The National Basketball Players Association (NBPA) is walking back hints by its Vice President that NBA players could boycott the league if it does not do something definitive about Clippers owner Donald Sterling.
On May 14, NBPA vice president Roger Mason Jr. appeared on the cable show Jim Rome on Showtime and hinted that four-time MVP LeBron James would refuse to play if the league didn’t force Sterling to sell. By extension, Mason hinted that other players may join the boycott.
“If it’s not handled by…the start of next season, I don’t see how we’re playing basketball,” player rep Mason said to host Jim Rome. “I was just in the locker room with LeBron…. At the end of the day, you know we have leaders. We have player reps, we’ve got executive committee members…leaders of the teams, they’re all saying the same thing, ‘If this man is still in place, we ain’t playing.'”
Rome pressed Mason on the matter asking, “So, your guy LeBron, you think he would not play if Sterling were still in there when the season started?”
The union representative continued reporting that he was “just in the locker room three or four days ago. LeBron and I talked about it. He ain’t playing if Sterling is still an owner.”
The NBPA VP is responding, of course, to the public revelation of racist comments made in a secretly-recorded private telephone conversation made between Clippers owner Donald Sterling and would be girl friend V. Stiviano.
Mason went on to firmly state that even if Sterling’s wife, Shelly, took over the team, that would still be one Sterling too many in the NBA.
But the NBPA has now gone to pains to note that there isn’t any such boycott planned.
NBPA secretary treasurer and Miami Heat forward James Jones told the Daily News that “there is no boycott” and that most accept the actions the league has taken against Sterling thus far.
“There isn’t a lot of talk about a boycott. The union wanted to see the league step up and did what they did what we felt was appropriate–which was to remove Donald Sterling. They did that. It’s a process and we know it’s going to take time. But there is total trust between the union and the league and commissioner and the owners, knowing that eventually it will all play out the way we agreed–which is Donald Sterling no longer being the owner of an NBA team. We’re all on the same page. The Donald Sterling situation is a league situation. It’s not basketball.”
Mason himself used Twitter to try and clarify his comments apologizing for leading people to believe that a boycott was in the offing.
“My bad if I was not clear. LBJ never said anything about boycotting. He’s a friend and I would never want to imply something he didn’t say,” Mason Tweeted on May 14.
Bleacher Report, though, notes that Mason is becoming increasingly political lately making comments on the Trayvon Martin shooting and joining President Obama’s effort to push Obamacare on the nation.

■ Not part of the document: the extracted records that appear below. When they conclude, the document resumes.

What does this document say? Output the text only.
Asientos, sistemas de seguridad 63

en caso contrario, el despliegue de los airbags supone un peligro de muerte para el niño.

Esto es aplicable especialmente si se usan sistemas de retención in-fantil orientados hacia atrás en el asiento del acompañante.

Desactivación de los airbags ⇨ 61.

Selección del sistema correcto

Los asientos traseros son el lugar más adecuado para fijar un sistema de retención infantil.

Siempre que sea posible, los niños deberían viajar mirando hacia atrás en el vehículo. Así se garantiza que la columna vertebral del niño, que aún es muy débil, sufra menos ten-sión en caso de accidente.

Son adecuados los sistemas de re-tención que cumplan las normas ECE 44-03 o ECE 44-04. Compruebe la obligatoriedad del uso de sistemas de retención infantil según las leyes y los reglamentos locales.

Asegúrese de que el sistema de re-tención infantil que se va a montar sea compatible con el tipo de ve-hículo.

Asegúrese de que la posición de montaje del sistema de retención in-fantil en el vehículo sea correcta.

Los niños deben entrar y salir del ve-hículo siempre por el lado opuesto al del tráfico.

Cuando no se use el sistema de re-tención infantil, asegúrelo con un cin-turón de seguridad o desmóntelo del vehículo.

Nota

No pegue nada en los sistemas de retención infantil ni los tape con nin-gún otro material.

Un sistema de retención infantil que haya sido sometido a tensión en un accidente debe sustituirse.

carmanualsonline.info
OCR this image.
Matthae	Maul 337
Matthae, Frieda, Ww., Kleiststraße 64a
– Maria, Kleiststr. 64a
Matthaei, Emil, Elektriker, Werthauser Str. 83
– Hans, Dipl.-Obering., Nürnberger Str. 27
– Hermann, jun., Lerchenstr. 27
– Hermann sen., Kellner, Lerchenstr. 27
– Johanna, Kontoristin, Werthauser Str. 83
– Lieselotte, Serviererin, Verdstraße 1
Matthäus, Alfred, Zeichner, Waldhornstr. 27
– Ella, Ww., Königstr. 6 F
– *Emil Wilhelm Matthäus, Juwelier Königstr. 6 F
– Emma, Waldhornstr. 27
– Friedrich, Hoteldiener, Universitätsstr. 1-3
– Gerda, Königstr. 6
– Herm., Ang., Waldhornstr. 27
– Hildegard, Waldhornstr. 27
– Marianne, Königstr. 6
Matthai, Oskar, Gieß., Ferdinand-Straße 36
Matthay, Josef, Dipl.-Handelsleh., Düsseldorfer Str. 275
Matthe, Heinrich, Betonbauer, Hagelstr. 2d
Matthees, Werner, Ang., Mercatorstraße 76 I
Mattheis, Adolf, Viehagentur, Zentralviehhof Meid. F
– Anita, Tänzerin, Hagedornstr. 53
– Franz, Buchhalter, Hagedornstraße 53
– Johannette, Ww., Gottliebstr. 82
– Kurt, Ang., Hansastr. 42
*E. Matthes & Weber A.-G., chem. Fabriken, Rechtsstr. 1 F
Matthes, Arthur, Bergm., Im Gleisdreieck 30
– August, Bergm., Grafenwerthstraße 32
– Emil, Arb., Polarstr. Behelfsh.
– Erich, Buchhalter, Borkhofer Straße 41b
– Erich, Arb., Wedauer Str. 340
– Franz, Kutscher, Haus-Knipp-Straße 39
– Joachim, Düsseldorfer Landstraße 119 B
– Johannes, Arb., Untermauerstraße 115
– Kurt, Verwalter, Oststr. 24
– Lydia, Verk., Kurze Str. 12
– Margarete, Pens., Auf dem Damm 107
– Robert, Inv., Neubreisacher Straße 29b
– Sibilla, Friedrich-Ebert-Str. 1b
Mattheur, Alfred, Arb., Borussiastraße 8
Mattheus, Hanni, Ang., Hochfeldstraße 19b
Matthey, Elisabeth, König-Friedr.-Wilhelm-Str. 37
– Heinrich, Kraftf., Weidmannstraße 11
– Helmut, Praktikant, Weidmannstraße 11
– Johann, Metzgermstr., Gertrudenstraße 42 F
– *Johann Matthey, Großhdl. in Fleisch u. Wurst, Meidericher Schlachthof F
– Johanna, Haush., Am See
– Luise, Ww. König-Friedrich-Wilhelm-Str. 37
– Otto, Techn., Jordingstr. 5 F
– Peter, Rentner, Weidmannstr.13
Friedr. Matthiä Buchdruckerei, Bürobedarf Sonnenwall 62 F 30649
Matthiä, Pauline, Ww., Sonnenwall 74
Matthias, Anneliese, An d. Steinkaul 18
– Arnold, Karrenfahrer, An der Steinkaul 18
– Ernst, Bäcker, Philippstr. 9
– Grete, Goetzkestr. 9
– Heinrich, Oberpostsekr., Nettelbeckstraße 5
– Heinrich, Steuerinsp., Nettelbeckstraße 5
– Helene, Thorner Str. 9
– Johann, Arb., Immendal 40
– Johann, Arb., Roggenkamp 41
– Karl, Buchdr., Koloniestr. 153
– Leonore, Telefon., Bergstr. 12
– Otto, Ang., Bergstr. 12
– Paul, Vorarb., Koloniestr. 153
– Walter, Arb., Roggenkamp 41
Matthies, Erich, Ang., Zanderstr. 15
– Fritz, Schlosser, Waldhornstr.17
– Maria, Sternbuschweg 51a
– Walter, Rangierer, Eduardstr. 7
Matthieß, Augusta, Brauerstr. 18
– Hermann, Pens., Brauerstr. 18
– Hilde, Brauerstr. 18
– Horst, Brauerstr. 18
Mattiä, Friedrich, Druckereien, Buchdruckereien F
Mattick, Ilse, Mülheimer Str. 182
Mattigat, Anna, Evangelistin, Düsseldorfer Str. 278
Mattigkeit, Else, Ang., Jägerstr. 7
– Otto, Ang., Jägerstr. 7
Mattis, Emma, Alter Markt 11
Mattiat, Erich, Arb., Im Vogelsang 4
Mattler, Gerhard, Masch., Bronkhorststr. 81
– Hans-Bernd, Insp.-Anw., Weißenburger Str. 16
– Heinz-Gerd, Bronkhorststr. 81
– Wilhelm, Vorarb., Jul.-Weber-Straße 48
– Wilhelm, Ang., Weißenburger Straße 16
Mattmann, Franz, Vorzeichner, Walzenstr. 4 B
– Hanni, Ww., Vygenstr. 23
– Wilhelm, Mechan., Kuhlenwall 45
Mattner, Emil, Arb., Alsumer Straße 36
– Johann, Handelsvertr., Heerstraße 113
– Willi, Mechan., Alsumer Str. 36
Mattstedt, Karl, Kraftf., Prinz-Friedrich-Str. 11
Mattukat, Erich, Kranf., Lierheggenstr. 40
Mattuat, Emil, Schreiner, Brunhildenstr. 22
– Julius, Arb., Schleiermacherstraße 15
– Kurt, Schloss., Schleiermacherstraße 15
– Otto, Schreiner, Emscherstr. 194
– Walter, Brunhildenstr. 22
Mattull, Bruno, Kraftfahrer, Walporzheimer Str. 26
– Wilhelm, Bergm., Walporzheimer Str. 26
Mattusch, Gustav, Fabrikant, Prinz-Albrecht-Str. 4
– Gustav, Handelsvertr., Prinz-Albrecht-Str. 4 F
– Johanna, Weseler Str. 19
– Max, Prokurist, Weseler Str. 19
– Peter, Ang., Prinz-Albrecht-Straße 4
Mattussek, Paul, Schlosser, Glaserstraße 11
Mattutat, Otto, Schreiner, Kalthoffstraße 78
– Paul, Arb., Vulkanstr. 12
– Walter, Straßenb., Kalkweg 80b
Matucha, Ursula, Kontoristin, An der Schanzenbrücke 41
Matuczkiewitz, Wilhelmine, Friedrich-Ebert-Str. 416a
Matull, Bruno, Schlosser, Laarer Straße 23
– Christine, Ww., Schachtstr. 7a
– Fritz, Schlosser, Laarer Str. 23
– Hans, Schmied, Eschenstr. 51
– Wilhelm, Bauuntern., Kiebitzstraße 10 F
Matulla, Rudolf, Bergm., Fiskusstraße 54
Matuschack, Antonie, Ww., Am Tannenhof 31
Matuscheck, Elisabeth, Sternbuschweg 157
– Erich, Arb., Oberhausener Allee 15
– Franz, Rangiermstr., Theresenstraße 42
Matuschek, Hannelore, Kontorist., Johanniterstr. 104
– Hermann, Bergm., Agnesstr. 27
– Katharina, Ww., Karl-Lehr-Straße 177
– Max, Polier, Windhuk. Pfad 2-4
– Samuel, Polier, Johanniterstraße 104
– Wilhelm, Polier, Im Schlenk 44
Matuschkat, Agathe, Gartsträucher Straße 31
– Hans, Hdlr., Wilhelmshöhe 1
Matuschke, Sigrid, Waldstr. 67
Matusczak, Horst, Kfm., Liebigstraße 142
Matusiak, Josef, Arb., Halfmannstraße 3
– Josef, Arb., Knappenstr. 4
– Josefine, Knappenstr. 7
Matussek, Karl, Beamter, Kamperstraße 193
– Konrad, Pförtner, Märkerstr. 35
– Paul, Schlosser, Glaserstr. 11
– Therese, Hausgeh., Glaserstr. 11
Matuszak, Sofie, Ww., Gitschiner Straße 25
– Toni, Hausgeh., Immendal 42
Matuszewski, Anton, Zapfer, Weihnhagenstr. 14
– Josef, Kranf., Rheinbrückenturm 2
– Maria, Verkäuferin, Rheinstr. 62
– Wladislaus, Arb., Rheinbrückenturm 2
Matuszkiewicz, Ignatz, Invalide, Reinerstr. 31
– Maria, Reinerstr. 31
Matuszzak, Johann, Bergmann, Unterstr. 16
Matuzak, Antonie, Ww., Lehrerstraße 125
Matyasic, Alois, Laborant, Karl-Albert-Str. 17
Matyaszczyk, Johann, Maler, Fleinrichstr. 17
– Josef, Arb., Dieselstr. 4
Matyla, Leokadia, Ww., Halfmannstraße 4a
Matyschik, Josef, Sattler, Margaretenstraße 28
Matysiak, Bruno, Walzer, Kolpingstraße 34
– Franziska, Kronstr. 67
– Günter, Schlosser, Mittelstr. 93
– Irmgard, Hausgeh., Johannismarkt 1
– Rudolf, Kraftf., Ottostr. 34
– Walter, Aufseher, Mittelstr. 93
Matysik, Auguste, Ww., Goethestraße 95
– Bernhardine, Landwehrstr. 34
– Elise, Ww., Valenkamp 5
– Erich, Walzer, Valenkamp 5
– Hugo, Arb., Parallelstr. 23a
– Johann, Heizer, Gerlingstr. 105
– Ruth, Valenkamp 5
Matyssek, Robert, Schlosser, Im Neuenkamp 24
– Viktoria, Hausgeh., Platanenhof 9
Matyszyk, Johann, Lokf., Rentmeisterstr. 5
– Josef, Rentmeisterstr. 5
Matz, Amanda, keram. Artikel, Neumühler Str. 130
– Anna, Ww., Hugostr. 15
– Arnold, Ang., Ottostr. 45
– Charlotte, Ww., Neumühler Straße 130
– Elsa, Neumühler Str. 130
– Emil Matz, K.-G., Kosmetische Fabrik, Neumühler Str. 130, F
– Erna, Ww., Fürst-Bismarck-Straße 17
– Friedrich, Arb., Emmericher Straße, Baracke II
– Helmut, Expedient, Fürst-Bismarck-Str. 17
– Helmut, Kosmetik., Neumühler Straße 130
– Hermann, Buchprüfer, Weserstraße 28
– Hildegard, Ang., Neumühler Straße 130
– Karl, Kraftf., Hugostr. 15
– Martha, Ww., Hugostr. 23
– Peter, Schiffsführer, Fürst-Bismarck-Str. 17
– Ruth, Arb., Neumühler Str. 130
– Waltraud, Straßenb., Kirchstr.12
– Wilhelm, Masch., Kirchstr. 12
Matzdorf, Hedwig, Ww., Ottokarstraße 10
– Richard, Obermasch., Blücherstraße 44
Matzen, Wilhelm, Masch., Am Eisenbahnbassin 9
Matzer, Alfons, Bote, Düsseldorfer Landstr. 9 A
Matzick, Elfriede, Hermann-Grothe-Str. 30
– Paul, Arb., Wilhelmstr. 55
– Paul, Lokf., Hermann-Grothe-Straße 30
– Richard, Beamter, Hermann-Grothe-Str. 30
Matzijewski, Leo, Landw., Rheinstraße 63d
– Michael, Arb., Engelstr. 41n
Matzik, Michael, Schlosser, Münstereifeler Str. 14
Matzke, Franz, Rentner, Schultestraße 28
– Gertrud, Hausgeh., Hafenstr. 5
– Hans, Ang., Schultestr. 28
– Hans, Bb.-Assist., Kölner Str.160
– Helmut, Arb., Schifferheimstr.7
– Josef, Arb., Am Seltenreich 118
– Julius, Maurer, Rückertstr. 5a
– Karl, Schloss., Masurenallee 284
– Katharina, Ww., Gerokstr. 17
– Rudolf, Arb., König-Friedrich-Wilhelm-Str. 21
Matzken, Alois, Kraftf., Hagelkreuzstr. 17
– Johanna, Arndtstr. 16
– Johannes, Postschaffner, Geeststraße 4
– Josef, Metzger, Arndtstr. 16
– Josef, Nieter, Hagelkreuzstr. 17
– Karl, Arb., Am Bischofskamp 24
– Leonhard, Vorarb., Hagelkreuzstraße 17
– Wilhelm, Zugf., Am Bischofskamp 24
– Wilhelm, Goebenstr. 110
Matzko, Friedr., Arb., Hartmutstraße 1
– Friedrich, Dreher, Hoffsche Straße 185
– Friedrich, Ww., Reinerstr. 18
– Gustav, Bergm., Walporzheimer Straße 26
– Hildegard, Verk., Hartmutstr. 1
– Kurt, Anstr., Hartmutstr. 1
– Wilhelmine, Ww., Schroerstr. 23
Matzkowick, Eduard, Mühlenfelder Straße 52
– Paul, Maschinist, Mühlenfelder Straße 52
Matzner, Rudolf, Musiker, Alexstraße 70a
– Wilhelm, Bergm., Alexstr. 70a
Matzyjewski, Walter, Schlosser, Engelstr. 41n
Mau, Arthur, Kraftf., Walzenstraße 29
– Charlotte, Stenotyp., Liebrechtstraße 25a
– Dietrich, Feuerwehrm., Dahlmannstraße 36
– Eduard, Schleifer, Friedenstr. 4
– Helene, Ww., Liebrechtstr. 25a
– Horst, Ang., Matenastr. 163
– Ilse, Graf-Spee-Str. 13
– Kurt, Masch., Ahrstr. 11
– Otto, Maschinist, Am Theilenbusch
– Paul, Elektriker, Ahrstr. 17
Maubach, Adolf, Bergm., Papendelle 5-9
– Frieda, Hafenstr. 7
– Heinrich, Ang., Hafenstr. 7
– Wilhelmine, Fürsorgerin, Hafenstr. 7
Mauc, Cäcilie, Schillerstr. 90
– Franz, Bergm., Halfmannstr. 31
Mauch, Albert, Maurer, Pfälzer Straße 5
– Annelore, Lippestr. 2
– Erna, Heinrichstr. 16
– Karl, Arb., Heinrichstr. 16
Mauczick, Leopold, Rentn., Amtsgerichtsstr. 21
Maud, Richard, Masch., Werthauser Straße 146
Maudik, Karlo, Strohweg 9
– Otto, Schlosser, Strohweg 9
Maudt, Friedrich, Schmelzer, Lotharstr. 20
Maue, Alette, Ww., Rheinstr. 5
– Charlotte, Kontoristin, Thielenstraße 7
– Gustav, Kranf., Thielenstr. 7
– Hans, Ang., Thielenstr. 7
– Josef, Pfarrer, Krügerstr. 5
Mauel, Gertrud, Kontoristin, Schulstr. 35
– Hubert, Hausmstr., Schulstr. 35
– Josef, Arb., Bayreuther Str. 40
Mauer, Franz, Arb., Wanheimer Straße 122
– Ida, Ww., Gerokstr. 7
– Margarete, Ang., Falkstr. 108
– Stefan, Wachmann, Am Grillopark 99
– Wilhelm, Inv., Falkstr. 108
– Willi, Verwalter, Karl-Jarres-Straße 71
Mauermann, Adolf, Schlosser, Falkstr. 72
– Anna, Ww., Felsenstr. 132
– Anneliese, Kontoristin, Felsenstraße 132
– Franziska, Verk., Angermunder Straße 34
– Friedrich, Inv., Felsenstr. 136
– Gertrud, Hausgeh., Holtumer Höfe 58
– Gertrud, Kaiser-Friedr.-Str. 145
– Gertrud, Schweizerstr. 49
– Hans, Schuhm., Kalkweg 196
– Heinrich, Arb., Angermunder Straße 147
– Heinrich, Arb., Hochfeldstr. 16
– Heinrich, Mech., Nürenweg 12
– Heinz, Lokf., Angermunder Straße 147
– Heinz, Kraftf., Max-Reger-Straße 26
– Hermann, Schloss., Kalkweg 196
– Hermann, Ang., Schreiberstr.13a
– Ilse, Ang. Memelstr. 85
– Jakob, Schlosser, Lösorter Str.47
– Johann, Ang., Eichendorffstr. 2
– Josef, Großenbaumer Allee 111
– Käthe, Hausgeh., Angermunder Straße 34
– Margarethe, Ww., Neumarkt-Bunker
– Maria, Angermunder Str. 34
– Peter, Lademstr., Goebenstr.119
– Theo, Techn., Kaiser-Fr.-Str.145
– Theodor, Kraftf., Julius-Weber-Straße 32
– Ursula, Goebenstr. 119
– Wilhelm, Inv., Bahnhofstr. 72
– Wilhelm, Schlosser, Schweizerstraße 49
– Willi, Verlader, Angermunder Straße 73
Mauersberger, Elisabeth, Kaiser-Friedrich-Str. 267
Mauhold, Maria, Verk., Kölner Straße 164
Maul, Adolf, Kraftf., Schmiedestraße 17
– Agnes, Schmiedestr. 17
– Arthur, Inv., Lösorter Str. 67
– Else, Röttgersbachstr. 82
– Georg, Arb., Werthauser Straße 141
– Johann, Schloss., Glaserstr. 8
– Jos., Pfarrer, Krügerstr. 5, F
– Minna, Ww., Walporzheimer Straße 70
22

As to LeBron James, he also tried to tamp down rumors of a boycott.
In one instance, CNN’s Rachel Nichols tweeted that James told her that NBA Commissioner Adam Silver is headed in the right direction, so there shouldn’t be any need for the players to do anything more.
But James has also spoken to others.
James did warn that he and other players are still watching the situation closely.
“There’s a longer conversation that needs to be held which I don’t have all the information for, obviously. But we’ll see. We’ll see what happens in the near future. And like I said, I believe in Adam Silver and I believe in our league and the direction they’re going I don’t need to worry about anything else and boycotting and things of that nature,” he said.